I couldn’t have predicted my return in 2012, as part of the Texas fire team’s staff, I arrived to help suppress the Livermore Ranch Complex wildfire. The controlled burns we did back in 2010 were now reflected on the 2012 wildfire maps. Shown as areas of reduced fuel, if the current wildfire advanced into these previously burned areas, the fire would lose its intensity and severity. The wildfire would then move low and slow. Fire that burns like this is easy to catch and control.
At the Livermore Ranch Complex, Conservancy staff cleared and provided access and egress to the preserve’s roads and trails. Hot Shot Crews used these avenues to approach the wildfire on steep mountain slopes. The crews worked in tandem with fire retardant air drops from Single Engine Air Tankers (SEATs). These planes put down lines of retardant through the forest. Retardant is a “sludge or slime” that slows the advance of the wildfire and “cools down” the edge of the fire. A cool edge allows hand crews to safely approach the flaming front and “get at it”. Larger air tankers from the U.S. Forest Service base in New Mexico also flew in to drop fire retardant.

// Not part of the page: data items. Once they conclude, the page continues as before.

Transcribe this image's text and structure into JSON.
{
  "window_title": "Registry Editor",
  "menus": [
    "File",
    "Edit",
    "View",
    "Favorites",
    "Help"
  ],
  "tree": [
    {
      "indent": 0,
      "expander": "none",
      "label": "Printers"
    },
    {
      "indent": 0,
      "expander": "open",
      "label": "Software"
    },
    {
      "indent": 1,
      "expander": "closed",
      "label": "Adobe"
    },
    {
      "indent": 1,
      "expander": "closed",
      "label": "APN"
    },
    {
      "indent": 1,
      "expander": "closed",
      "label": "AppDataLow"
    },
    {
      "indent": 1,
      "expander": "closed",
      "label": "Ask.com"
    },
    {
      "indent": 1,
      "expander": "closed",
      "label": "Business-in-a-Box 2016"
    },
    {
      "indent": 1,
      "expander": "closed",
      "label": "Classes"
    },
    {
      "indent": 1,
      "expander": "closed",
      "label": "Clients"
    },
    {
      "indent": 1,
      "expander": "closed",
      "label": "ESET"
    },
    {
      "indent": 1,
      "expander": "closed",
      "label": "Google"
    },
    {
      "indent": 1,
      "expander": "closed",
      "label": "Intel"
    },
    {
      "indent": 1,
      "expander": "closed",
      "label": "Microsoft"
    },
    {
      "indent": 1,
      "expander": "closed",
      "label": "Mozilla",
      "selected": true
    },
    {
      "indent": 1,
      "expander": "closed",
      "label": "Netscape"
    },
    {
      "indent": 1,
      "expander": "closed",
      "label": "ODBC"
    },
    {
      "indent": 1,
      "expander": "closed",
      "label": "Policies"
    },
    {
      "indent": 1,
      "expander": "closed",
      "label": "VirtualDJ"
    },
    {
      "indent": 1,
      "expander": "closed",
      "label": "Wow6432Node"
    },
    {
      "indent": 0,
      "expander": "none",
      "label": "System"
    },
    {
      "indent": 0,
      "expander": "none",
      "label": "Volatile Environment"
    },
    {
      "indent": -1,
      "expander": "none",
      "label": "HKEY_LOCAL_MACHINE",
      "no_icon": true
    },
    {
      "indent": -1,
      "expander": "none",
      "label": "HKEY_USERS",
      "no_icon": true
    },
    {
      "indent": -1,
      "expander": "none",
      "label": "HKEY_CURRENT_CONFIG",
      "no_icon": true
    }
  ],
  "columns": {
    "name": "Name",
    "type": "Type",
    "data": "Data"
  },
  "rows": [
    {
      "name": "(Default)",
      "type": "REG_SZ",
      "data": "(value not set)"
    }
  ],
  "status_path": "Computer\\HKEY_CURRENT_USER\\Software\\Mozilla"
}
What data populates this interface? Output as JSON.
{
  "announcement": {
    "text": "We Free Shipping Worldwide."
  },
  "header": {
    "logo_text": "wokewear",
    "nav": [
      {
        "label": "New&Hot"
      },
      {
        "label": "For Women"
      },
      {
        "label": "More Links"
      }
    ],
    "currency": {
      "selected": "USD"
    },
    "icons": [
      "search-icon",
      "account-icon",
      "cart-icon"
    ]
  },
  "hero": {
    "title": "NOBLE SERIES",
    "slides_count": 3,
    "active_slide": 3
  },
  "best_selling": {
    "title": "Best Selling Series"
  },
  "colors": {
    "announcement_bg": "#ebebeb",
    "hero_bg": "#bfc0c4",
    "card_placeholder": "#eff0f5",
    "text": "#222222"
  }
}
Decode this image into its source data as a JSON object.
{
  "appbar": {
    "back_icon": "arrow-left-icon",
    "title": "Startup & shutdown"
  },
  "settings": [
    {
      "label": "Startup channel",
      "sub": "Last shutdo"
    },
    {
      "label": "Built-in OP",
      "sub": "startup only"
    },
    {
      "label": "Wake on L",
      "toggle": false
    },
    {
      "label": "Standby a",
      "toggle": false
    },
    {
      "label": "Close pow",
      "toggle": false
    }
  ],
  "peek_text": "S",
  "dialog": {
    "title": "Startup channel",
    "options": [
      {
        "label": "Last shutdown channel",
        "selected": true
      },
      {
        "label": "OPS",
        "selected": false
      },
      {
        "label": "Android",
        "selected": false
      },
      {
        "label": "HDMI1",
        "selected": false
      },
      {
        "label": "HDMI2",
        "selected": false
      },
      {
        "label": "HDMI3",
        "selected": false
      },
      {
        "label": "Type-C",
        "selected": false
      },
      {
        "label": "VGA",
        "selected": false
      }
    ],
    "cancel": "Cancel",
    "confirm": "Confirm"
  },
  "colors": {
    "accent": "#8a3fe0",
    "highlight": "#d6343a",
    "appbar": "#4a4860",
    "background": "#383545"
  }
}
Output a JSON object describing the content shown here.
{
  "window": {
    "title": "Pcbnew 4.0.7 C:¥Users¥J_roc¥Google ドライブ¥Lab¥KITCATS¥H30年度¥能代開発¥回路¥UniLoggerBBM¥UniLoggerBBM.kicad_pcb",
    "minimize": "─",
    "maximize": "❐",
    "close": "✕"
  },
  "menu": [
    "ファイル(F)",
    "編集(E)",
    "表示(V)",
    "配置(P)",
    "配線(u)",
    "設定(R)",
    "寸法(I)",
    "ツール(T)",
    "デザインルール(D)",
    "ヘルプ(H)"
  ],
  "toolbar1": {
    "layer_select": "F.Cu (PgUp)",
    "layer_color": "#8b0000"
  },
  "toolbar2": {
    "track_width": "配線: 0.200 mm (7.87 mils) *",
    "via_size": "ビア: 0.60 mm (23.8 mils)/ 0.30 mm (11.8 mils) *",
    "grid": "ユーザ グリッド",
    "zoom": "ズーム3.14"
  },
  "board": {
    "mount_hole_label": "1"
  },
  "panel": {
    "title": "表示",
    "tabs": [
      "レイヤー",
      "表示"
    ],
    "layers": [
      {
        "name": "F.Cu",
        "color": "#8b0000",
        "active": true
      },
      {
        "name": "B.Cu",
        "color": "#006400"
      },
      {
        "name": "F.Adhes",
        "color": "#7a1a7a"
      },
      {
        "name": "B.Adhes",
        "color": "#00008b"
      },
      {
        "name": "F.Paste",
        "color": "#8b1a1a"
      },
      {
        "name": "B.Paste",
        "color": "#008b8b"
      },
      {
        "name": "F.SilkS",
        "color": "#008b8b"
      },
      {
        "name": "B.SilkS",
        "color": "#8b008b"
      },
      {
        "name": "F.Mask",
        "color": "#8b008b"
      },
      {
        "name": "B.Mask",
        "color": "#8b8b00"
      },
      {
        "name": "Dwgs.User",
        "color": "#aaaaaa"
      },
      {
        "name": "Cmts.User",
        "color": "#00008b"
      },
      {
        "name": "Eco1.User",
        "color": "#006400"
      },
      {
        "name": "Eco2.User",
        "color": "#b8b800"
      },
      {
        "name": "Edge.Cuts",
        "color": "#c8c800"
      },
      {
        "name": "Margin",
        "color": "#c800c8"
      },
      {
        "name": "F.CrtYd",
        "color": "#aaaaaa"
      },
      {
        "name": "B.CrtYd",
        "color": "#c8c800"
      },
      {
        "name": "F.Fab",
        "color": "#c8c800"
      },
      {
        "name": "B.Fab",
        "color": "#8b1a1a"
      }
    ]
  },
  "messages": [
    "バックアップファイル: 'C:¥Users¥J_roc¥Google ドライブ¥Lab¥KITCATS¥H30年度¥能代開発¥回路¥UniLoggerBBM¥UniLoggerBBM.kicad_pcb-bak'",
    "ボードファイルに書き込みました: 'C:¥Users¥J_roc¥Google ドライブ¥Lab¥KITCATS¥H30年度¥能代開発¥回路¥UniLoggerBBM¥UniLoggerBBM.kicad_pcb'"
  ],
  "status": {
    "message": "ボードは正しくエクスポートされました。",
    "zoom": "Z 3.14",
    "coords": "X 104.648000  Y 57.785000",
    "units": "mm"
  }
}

For the most part, the purpose of this daily “air show” was to ensure the protection of 150 permanent homes. These homes were scattered in the foothills of Mt. Livermore in the Davis Mountain Resort. This community is The Nature Conservancy’s neighbor, directly to the south and east of our preserve boundary.
The superlative air attack, with the help of calm winds and the persistence of the Hot Shot and the Texas Fire Suppression Crews, combined to pinch and contain the Livermore Ranch Complex Wildfire into a southeastern bowl above the Davis Mountain Resort. This is where the wildfire was stopped after consuming over 24,117 of grasslands and forest.
Suppressing this wildfire was an act of neighborly stewardship. The Davis Mountains and Marfa Grasslands to the south are part of a huge landscape that has experienced fire in every form and in every season across millennia. Sometimes in landscapes like this, it is hard to understand that we are the visitor, the latest tribe of humanity to appreciate the vistas, the grasses that sustain wildlife and livestock, and the perennial and life-sustaining surface flows of water across the desert landscape.
As ecologists it is our job to tell the story of land and how the plants and animals evolved in tandem with fire. As fire fighters and citizens, it is our duty to learn to live with fire and protect ourselves and our communities.
Put more simply, to paraphrase the great Teddy Roosevelt, a conservation ethic is one where humans never take more from the earth than they can put back and keep in balance. This is a Texas rancher’s ideal, and perhaps, it is also an abiding American virtue.
Truly, that is the central message of fire on the landscape; we are all not a permanent part of the web of life, only an evolving part of its current tapestry. The Ponderosa Pines, Southwestern White Pines, and juniper-oak savannas will continue to rebound and re-establish themselves in the micro-climates of the canyons and bowls of the Davis Mountain Preserve. Nature has the Phoenix-like ability to rebound -- we must learn from that example.